Saturday, May 29, 2010

The Beginnings and the Endings of Things

Historian Richard White on conclusions: “Lives are not stories. A day, a month, a year, or a lifetime has no plot. Our experiences are only the raw stuff of stories. The beginnings of our lives are arbitrary; usually their endings come too soon or too late for any neat narrative conclusions. We turn our lives into stories, and, in doing so, we can stop them where we choose. Our stories do in a small way what memoirs and autobiographies do on a grander scale: they allow a self-fashioning that gives remembered lives a coherence that the day-to-day lives of actual experience lack. History, of course, also imposes coherence, but the historian works with less malleable stuff than memory. Memoirs are seamless; good histories disrupt.”

White makes an interesting but problematic distinction. He’s correct to say that the stuff we experience daily is no more formed than clay; and that to assume that our autobiographical stories have neat endings is to is to give in to Art (shape, mold) as seductress. But a memoir — whether it’s narrative with its seams artfully hidden, or essayistic and rambling — is a history, of the writer, of a mind, of an environment, of a life. Montaigne notes that our selves change (at least) daily: what greater disruption can there be?

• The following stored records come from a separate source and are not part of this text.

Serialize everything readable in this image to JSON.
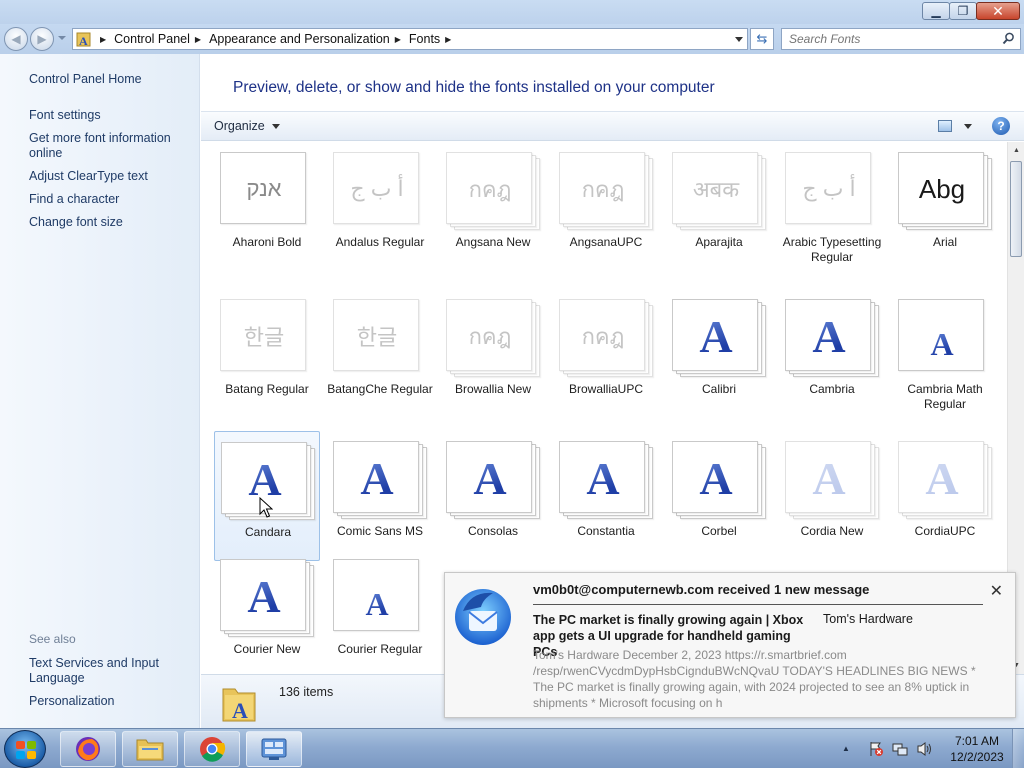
{
  "window": {
    "minimize_icon": "minimize-icon",
    "maximize_icon": "restore-icon",
    "close_icon": "close-icon"
  },
  "address": {
    "crumbs": [
      "Control Panel",
      "Appearance and Personalization",
      "Fonts"
    ],
    "search_placeholder": "Search Fonts"
  },
  "leftnav": {
    "home": "Control Panel Home",
    "links": [
      "Font settings",
      "Get more font information online",
      "Adjust ClearType text",
      "Find a character",
      "Change font size"
    ],
    "see_also": "See also",
    "see_also_links": [
      "Text Services and Input Language",
      "Personalization"
    ]
  },
  "main": {
    "heading": "Preview, delete, or show and hide the fonts installed on your computer",
    "organize": "Organize"
  },
  "fonts": [
    {
      "name": "Aharoni Bold",
      "glyph": "אנק",
      "faded": false,
      "stack": false
    },
    {
      "name": "Andalus Regular",
      "glyph": "أ ب ج",
      "faded": true,
      "stack": false
    },
    {
      "name": "Angsana New",
      "glyph": "กคฎ",
      "faded": true,
      "stack": true
    },
    {
      "name": "AngsanaUPC",
      "glyph": "กคฎ",
      "faded": true,
      "stack": true
    },
    {
      "name": "Aparajita",
      "glyph": "अबक",
      "faded": true,
      "stack": true
    },
    {
      "name": "Arabic Typesetting Regular",
      "glyph": "أ ب ج",
      "faded": true,
      "stack": false
    },
    {
      "name": "Arial",
      "glyph": "Abg",
      "faded": false,
      "stack": true
    },
    {
      "name": "Batang Regular",
      "glyph": "한글",
      "faded": true,
      "stack": false
    },
    {
      "name": "BatangChe Regular",
      "glyph": "한글",
      "faded": true,
      "stack": false
    },
    {
      "name": "Browallia New",
      "glyph": "กคฎ",
      "faded": true,
      "stack": true
    },
    {
      "name": "BrowalliaUPC",
      "glyph": "กคฎ",
      "faded": true,
      "stack": true
    },
    {
      "name": "Calibri",
      "glyph": "A",
      "faded": false,
      "stack": true
    },
    {
      "name": "Cambria",
      "glyph": "A",
      "faded": false,
      "stack": true
    },
    {
      "name": "Cambria Math Regular",
      "glyph": "A",
      "faded": false,
      "stack": false
    },
    {
      "name": "Candara",
      "glyph": "A",
      "faded": false,
      "stack": true
    },
    {
      "name": "Comic Sans MS",
      "glyph": "A",
      "faded": false,
      "stack": true
    },
    {
      "name": "Consolas",
      "glyph": "A",
      "faded": false,
      "stack": true
    },
    {
      "name": "Constantia",
      "glyph": "A",
      "faded": false,
      "stack": true
    },
    {
      "name": "Corbel",
      "glyph": "A",
      "faded": false,
      "stack": true
    },
    {
      "name": "Cordia New",
      "glyph": "A",
      "faded": true,
      "stack": true
    },
    {
      "name": "CordiaUPC",
      "glyph": "A",
      "faded": true,
      "stack": true
    },
    {
      "name": "Courier New",
      "glyph": "A",
      "faded": false,
      "stack": true
    },
    {
      "name": "Courier Regular",
      "glyph": "A",
      "faded": false,
      "stack": false
    }
  ],
  "selected_font": "Candara",
  "details": {
    "count": "136 items"
  },
  "notification": {
    "title": "vm0b0t@computernewb.com received 1 new message",
    "subject": "The PC market is finally growing again | Xbox app gets a UI upgrade for handheld gaming PCs",
    "from": "Tom's Hardware",
    "body": "Tom's Hardware December 2, 2023 https://r.smartbrief.com /resp/rwenCVycdmDypHsbCignduBWcNQvaU TODAY'S HEADLINES BIG NEWS * The PC market is finally growing again, with 2024 projected to see an 8% uptick in shipments * Microsoft focusing on h"
  },
  "taskbar": {
    "apps": [
      "firefox-icon",
      "file-explorer-icon",
      "chrome-icon",
      "control-panel-icon"
    ],
    "time": "7:01 AM",
    "date": "12/2/2023"
  }
}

What more vivid manner of “self-fashioning” can there be when yesterday’s truths collapse into today’s scrutiny?

It’s the essayist’s job to render incoherence artfully, to allow memoir and history — a duo White suggests are in opposition — to blend. And if I work with my history filtered through memory, than surely that history will be rendered malleable, but no less true, no less historic.

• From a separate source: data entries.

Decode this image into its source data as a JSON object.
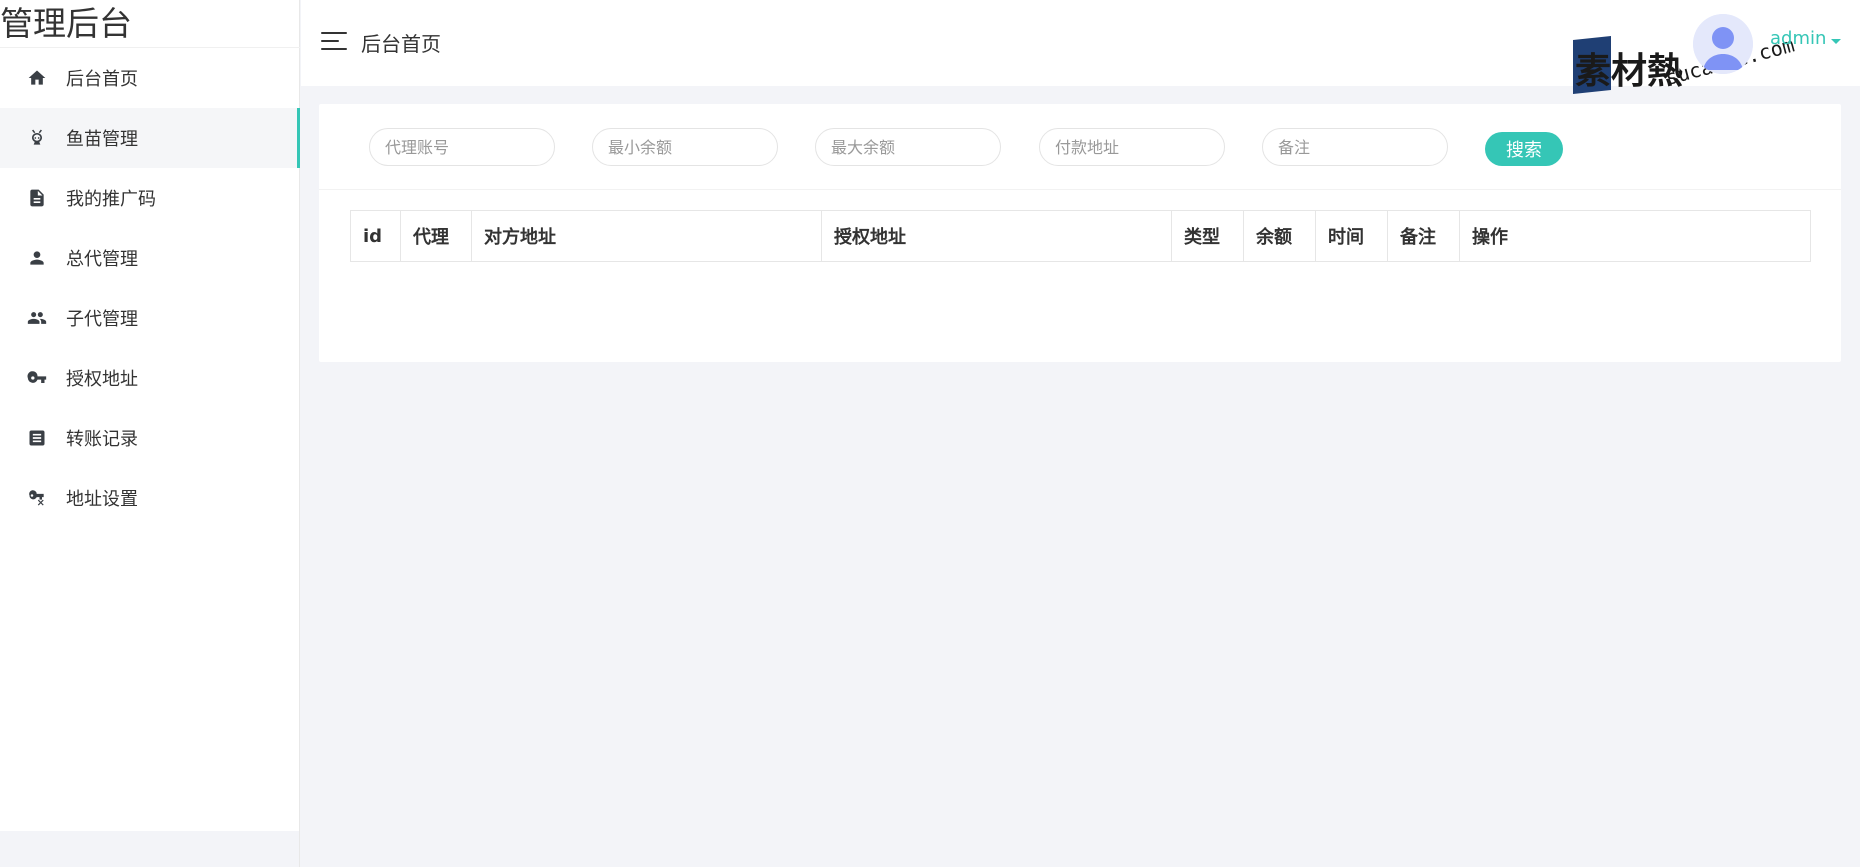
{
  "brand": {
    "title": "管理后台"
  },
  "sidebar": {
    "items": [
      {
        "label": "后台首页",
        "icon": "home-icon"
      },
      {
        "label": "鱼苗管理",
        "icon": "fish-icon",
        "active": true
      },
      {
        "label": "我的推广码",
        "icon": "document-icon"
      },
      {
        "label": "总代管理",
        "icon": "person-icon"
      },
      {
        "label": "子代管理",
        "icon": "people-icon"
      },
      {
        "label": "授权地址",
        "icon": "key-icon"
      },
      {
        "label": "转账记录",
        "icon": "record-icon"
      },
      {
        "label": "地址设置",
        "icon": "key-settings-icon"
      }
    ]
  },
  "header": {
    "title": "后台首页",
    "user_name": "admin"
  },
  "watermark": {
    "cn": "素材熱",
    "en": "sucaire.com"
  },
  "search": {
    "agent_account_placeholder": "代理账号",
    "min_balance_placeholder": "最小余额",
    "max_balance_placeholder": "最大余额",
    "payment_address_placeholder": "付款地址",
    "remark_placeholder": "备注",
    "button_label": "搜索"
  },
  "table": {
    "columns": [
      "id",
      "代理",
      "对方地址",
      "授权地址",
      "类型",
      "余额",
      "时间",
      "备注",
      "操作"
    ],
    "rows": []
  },
  "colors": {
    "accent": "#35c6b6",
    "background": "#f3f4f8"
  }
}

I like Samuel Butler: “Life is the art of drawing sufficient conclusions from insufficient premises.” That's the movement, from darkness to light, mystery to knowledge, that the autobiographical essayist has to learn.

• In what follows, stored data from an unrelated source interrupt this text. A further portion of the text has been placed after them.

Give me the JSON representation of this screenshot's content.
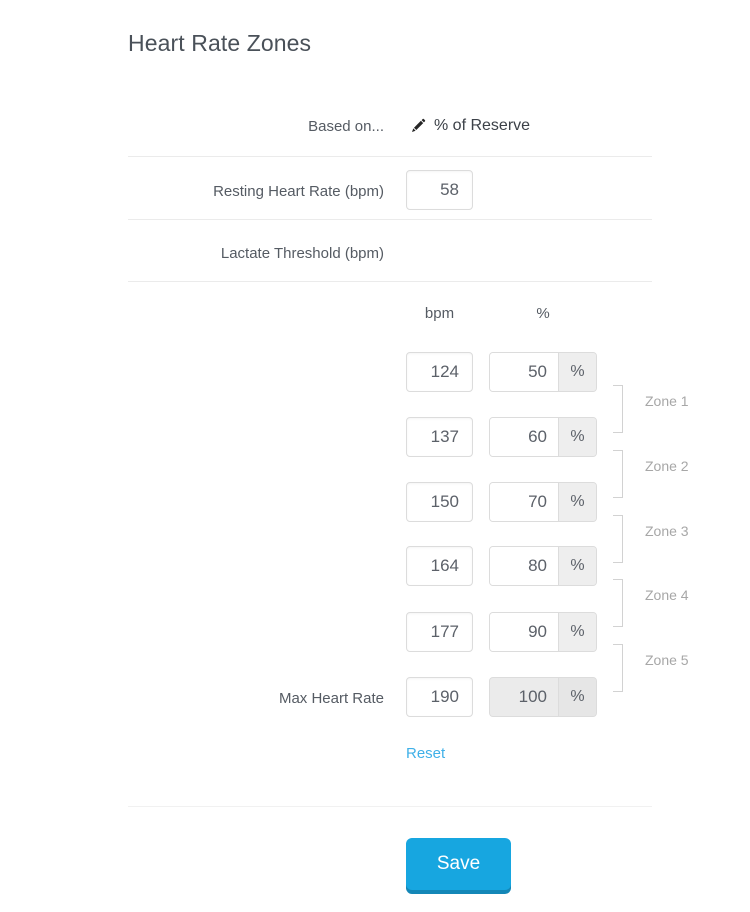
{
  "page": {
    "title": "Heart Rate Zones"
  },
  "based_on": {
    "label": "Based on...",
    "value": "% of Reserve",
    "icon": "pencil-icon"
  },
  "fields": {
    "resting": {
      "label": "Resting Heart Rate (bpm)",
      "value": "58"
    },
    "lactate": {
      "label": "Lactate Threshold (bpm)",
      "value": ""
    },
    "max": {
      "label": "Max Heart Rate"
    }
  },
  "columns": {
    "bpm": "bpm",
    "percent": "%"
  },
  "percent_symbol": "%",
  "rows": [
    {
      "bpm": "124",
      "percent": "50",
      "disabled": false
    },
    {
      "bpm": "137",
      "percent": "60",
      "disabled": false
    },
    {
      "bpm": "150",
      "percent": "70",
      "disabled": false
    },
    {
      "bpm": "164",
      "percent": "80",
      "disabled": false
    },
    {
      "bpm": "177",
      "percent": "90",
      "disabled": false
    },
    {
      "bpm": "190",
      "percent": "100",
      "disabled": true
    }
  ],
  "zones": [
    {
      "label": "Zone 1"
    },
    {
      "label": "Zone 2"
    },
    {
      "label": "Zone 3"
    },
    {
      "label": "Zone 4"
    },
    {
      "label": "Zone 5"
    }
  ],
  "actions": {
    "reset": "Reset",
    "save": "Save"
  },
  "colors": {
    "accent": "#17a6e0",
    "accent_shadow": "#1487b7",
    "link": "#3fb0e8",
    "text": "#555b63",
    "muted": "#a7a7a7",
    "border": "#dcdcdc",
    "divider": "#ebebeb",
    "addon_bg": "#eeeeee",
    "disabled_bg": "#ebebeb"
  }
}
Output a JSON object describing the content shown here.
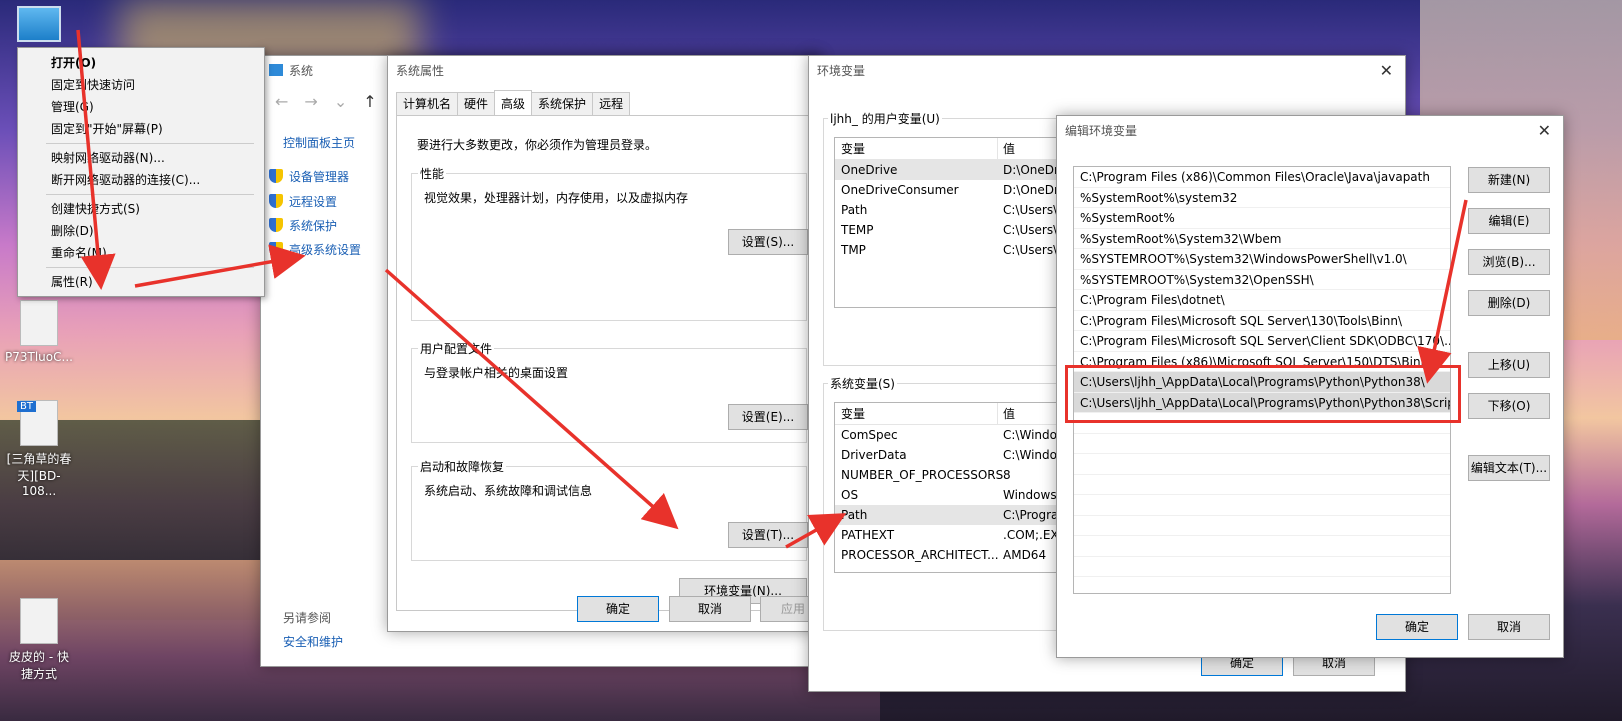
{
  "desktop": {
    "icons": [
      {
        "label": ""
      },
      {
        "label": "P73TluoC..."
      },
      {
        "label": "[三角草的春天][BD-108...",
        "badge": "BT"
      },
      {
        "label": "皮皮的 - 快捷方式"
      }
    ]
  },
  "context_menu": {
    "items": [
      {
        "label": "打开(O)",
        "bold": true
      },
      {
        "label": "固定到快速访问"
      },
      {
        "label": "管理(G)"
      },
      {
        "label": "固定到\"开始\"屏幕(P)"
      },
      {
        "sep": true
      },
      {
        "label": "映射网络驱动器(N)..."
      },
      {
        "label": "断开网络驱动器的连接(C)..."
      },
      {
        "sep": true
      },
      {
        "label": "创建快捷方式(S)"
      },
      {
        "label": "删除(D)"
      },
      {
        "label": "重命名(M)"
      },
      {
        "sep": true
      },
      {
        "label": "属性(R)"
      }
    ]
  },
  "system_window": {
    "title": "系统",
    "home_link": "控制面板主页",
    "links": [
      "设备管理器",
      "远程设置",
      "系统保护",
      "高级系统设置"
    ],
    "see_also": "另请参阅",
    "security": "安全和维护"
  },
  "sys_props": {
    "title": "系统属性",
    "tabs": [
      "计算机名",
      "硬件",
      "高级",
      "系统保护",
      "远程"
    ],
    "admin_note": "要进行大多数更改，你必须作为管理员登录。",
    "performance": {
      "title": "性能",
      "desc": "视觉效果，处理器计划，内存使用，以及虚拟内存",
      "button": "设置(S)..."
    },
    "profile": {
      "title": "用户配置文件",
      "desc": "与登录帐户相关的桌面设置",
      "button": "设置(E)..."
    },
    "startup": {
      "title": "启动和故障恢复",
      "desc": "系统启动、系统故障和调试信息",
      "button": "设置(T)..."
    },
    "env_button": "环境变量(N)...",
    "ok": "确定",
    "cancel": "取消",
    "apply": "应用(A)"
  },
  "env_vars": {
    "title": "环境变量",
    "user_section": "ljhh_ 的用户变量(U)",
    "col_var": "变量",
    "col_val": "值",
    "user_rows": [
      {
        "name": "OneDrive",
        "value": "D:\\OneDr"
      },
      {
        "name": "OneDriveConsumer",
        "value": "D:\\OneDr"
      },
      {
        "name": "Path",
        "value": "C:\\Users\\"
      },
      {
        "name": "TEMP",
        "value": "C:\\Users\\"
      },
      {
        "name": "TMP",
        "value": "C:\\Users\\"
      }
    ],
    "system_section": "系统变量(S)",
    "system_rows": [
      {
        "name": "ComSpec",
        "value": "C:\\Windo"
      },
      {
        "name": "DriverData",
        "value": "C:\\Windo"
      },
      {
        "name": "NUMBER_OF_PROCESSORS",
        "value": "8"
      },
      {
        "name": "OS",
        "value": "Windows_"
      },
      {
        "name": "Path",
        "value": "C:\\Progra"
      },
      {
        "name": "PATHEXT",
        "value": ".COM;.EX"
      },
      {
        "name": "PROCESSOR_ARCHITECT...",
        "value": "AMD64"
      }
    ],
    "ok": "确定",
    "cancel": "取消"
  },
  "edit_env": {
    "title": "编辑环境变量",
    "entries": [
      "C:\\Program Files (x86)\\Common Files\\Oracle\\Java\\javapath",
      "%SystemRoot%\\system32",
      "%SystemRoot%",
      "%SystemRoot%\\System32\\Wbem",
      "%SYSTEMROOT%\\System32\\WindowsPowerShell\\v1.0\\",
      "%SYSTEMROOT%\\System32\\OpenSSH\\",
      "C:\\Program Files\\dotnet\\",
      "C:\\Program Files\\Microsoft SQL Server\\130\\Tools\\Binn\\",
      "C:\\Program Files\\Microsoft SQL Server\\Client SDK\\ODBC\\170\\...",
      "C:\\Program Files (x86)\\Microsoft SQL Server\\150\\DTS\\Binn\\",
      "C:\\Users\\ljhh_\\AppData\\Local\\Programs\\Python\\Python38\\",
      "C:\\Users\\ljhh_\\AppData\\Local\\Programs\\Python\\Python38\\Scrip..."
    ],
    "buttons": [
      "新建(N)",
      "编辑(E)",
      "浏览(B)...",
      "删除(D)",
      "上移(U)",
      "下移(O)",
      "编辑文本(T)..."
    ],
    "ok": "确定",
    "cancel": "取消"
  },
  "colors": {
    "arrow": "#e8322b",
    "link": "#1a5fb4",
    "accent": "#0078d7"
  }
}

"The Conclusion" courtesy of Flickr Creative Commons


Patrick Madden said...

I think White is saying something likely true, but also fairly obvious, and he's puffing it out with too many unnecessary words. And as for an essayist's job, I agree that she must "render incoherence artfully," but would add (not to contradict you, but perhaps to contradict what gets written by others) that some notion of incoherence remains in the product. Of all the nonfiction writers, the essayists most recognizes that incoherence, most resists the urge to make life conform to neat patterns (usually predetermined). One last thing: for all its virtues, one great flaw of the Internet is that it clouds facts, ideas, quotes with dreck. I'm trying to find the source of that Butler quote, but all I can find are "quotes" pages, and NOBODY cites a source. *sigh*

Joe Bonomo said...

Yes, Patrick, I agree. Uncertainty works well in an essay, particularly as a starting point. Sometimes I feel that essays are answers to rhetorical questions, but the answers can remain tentative, in-the-dark, shapeless, even.

I agree with you about the Butler quote. Well, what Shields would say, etc.